Suppression of caspase-3 activity by systemic administration of a neutralizing Fas ligand antibody. Before administration of ethanol, the neutralizing Fas ligand monoclonal antibody was intravenously injected at a dosage of 5 mg/kg body weight, and normal hamster IgG was injected as control. High levels of caspase-3 activity in the ethanol-treated mouse liver with or without hamster IgG was observed.
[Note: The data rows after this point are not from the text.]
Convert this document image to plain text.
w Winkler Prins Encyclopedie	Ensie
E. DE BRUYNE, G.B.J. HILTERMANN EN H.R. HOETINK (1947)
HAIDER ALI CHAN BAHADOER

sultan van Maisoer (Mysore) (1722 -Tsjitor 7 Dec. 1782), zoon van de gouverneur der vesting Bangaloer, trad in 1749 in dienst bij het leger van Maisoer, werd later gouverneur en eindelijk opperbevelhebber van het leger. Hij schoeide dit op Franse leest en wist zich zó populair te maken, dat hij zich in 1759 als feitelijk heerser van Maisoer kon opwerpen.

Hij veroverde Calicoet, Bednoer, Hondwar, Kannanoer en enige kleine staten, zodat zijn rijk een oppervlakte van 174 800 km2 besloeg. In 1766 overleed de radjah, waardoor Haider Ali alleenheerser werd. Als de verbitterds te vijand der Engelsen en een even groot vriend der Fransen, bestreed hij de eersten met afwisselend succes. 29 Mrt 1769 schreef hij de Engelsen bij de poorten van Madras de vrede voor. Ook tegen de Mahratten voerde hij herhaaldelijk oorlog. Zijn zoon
Intravenous injection of Fas ligand antibody significantly inhibited the caspase-3 activity. *, Significant difference between the treatments and controls at P < 0.05 by Student’s t-test (n = 5).

Figure 9.

Attenuation of hepatic apoptosis by systemic administration of a neutralizing Fas ligand antibody. Light microscopic TUNEL demonstrated apoptotic cells (arrow) in the liver of control mouse treated with normal hamster IgG and ethanol (A), but not in the mice treated with Fas ligand antibody and ethanol (B). Original magnifications, ×130.

Figure 10.

Western blot analysis of cytochrome c elevation after systemic administration of a neutralizing Fas ligand antibody. Ethanol induced cytosolic elevation of cytochrome c in the livers of mice pretreated with both normal hamster IgG and Fas ligand antibody. Densitometric analysis showed no detectable differences in either mitochondrial or cytosolic cytochrome c contents between the two groups. Cont, normal hamster IgG; EtOH, ethanol; Ab, Fas ligand antibody.